Dévalant le canal de ses yeux bleus, nous slalomons au travers de son récit l’enthousiasme propre à tous les champions. Âgée de 22 ans seulement, Jessica possède un palmarès que l’on dit printanier parce que fleurissant. Inlassablement active, entraînée pour gagner. Portrait d’une kayakiste née à Marseille qui remportait aux Jeux Olympiques 2016, la médaille de bronze pour l’équipe Australienne.

 

ToutMa : Tu es partie de Marseille à l’âge de 4 ans, et tu habites aujourd’hui en Australie. Tu es restée attachée à ta ville d’enfance ?

Jessica Fox : J’y suis née alors je pense que j’aurai toujours cet attachement à la ville et à sa région. Mais mon père (Richard Fox) a obtenu un poste en Australie pour préparer les J.O. de Sydney 2000 et on y est restés ! Ma mère (Myriam Fox-Jérusalmi), elle, est devenue entraîneuse nationale de l’équipe de kayak australienne. Mais j’ai des amis et une partie de ma famille à Marseille alors tous les ans on essaie de passer du temps avec eux, même si ça devient de plus en plus compliqué avec les conditions d’entraînement de kayak… Je rêve d’un bassin à Marseille pour pouvoir y passer plus de temps !

TM : Le kayak, on a ça dans l’éducation, dans le sang ou dans les bras ?
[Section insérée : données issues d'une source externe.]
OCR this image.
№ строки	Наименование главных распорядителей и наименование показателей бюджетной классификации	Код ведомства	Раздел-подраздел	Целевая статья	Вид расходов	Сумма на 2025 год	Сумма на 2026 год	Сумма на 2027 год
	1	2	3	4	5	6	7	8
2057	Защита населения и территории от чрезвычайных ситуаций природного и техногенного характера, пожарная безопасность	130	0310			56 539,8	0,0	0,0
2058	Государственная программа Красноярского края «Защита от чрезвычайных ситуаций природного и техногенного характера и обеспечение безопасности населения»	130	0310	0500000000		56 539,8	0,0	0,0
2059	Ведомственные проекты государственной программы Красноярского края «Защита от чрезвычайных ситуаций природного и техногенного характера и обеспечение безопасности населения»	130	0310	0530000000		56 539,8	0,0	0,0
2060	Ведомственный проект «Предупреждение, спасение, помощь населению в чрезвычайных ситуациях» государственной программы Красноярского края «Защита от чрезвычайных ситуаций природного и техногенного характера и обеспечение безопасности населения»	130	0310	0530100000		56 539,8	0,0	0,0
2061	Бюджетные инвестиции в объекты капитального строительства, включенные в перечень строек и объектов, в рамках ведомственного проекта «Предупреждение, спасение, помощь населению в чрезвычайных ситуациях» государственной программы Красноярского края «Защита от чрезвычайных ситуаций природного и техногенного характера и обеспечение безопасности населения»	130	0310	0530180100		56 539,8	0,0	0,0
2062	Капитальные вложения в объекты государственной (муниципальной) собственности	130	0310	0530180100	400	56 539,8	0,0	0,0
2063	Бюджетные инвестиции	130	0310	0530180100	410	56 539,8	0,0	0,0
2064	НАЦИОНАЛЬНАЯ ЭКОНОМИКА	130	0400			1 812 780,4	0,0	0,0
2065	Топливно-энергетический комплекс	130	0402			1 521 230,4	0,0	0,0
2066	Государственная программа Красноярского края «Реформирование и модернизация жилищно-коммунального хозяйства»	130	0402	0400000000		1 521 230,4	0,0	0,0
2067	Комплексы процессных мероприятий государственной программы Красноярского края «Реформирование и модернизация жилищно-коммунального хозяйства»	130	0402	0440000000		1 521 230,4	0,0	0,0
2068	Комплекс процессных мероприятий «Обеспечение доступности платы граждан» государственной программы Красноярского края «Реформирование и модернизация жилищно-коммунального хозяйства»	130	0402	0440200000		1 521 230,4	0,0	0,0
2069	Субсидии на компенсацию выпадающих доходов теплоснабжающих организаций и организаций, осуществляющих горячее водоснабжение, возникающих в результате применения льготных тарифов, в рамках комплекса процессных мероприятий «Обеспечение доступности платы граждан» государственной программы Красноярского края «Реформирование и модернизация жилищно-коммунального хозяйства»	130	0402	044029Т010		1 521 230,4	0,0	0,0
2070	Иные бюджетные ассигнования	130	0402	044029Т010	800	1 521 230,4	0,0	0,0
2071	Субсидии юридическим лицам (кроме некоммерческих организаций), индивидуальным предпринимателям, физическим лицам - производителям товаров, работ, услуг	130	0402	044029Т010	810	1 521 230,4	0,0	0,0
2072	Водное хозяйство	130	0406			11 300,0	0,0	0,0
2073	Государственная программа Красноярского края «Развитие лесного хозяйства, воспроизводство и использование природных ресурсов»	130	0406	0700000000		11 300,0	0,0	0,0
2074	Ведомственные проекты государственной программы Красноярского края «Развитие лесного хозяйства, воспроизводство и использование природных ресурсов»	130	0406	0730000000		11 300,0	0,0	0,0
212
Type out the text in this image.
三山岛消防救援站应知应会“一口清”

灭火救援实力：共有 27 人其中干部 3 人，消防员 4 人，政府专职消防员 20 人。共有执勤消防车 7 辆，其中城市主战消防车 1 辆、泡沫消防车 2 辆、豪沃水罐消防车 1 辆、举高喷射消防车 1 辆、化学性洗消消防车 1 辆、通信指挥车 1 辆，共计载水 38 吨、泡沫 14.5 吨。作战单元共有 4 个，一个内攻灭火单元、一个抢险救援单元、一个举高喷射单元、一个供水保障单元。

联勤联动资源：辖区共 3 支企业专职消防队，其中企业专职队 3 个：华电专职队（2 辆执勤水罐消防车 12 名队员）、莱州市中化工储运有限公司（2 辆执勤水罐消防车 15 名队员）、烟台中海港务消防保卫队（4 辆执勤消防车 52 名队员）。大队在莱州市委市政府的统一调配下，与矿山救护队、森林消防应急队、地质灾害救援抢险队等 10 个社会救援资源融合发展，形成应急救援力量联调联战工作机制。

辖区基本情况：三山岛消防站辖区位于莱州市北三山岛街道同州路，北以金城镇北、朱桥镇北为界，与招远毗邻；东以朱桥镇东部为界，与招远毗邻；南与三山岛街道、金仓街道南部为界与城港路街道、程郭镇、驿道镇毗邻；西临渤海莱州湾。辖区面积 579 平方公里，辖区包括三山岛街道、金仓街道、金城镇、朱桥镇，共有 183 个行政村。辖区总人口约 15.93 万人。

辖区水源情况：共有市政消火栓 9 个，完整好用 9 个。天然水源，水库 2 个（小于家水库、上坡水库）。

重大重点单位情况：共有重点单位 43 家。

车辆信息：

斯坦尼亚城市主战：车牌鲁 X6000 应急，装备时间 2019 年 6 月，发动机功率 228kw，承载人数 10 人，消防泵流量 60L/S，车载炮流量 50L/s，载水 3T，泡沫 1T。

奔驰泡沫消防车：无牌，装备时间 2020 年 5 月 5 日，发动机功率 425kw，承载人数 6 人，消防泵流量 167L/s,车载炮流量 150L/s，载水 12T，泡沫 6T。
JF : Hmm… je ne sais pas. J’ai fait mes premiers coups de pagaie dans un kayak à l’âge de 6 mois ! Ok, c’était seulement pour une photo, mais j’ai aussi passé beaucoup de temps au Club de Marseille Mazargues où mon papi entraînait les jeunes (comme Denis Gargaud, le Champion Olympique 2016). Puis lorsqu’on est partis en Australie on faisait régulièrement du bateau. J’ai commencé le kayak en eaux vives, à Penrith, à partir de 12 ans, et là, j’étais à fond ! J’ai eu la chance d’avoir mes parents pour m’apprendre les techniques basiques car c’est important d’avoir de bonnes habitudes dès le début. Après je suis toujours restée entourée par les meilleurs athlètes sur le bassin, je connaissais l’histoire de mes parents et leur parcours de haut niveau. J’ai beaucoup appris en observant. Si c’est dans le sang… ? Je ne sais pas. Je pense qu’ils m’ont donné les gènes de compétiteurs ! Et surtout, l’envie d’apprendre et de travailler dur pour progresser.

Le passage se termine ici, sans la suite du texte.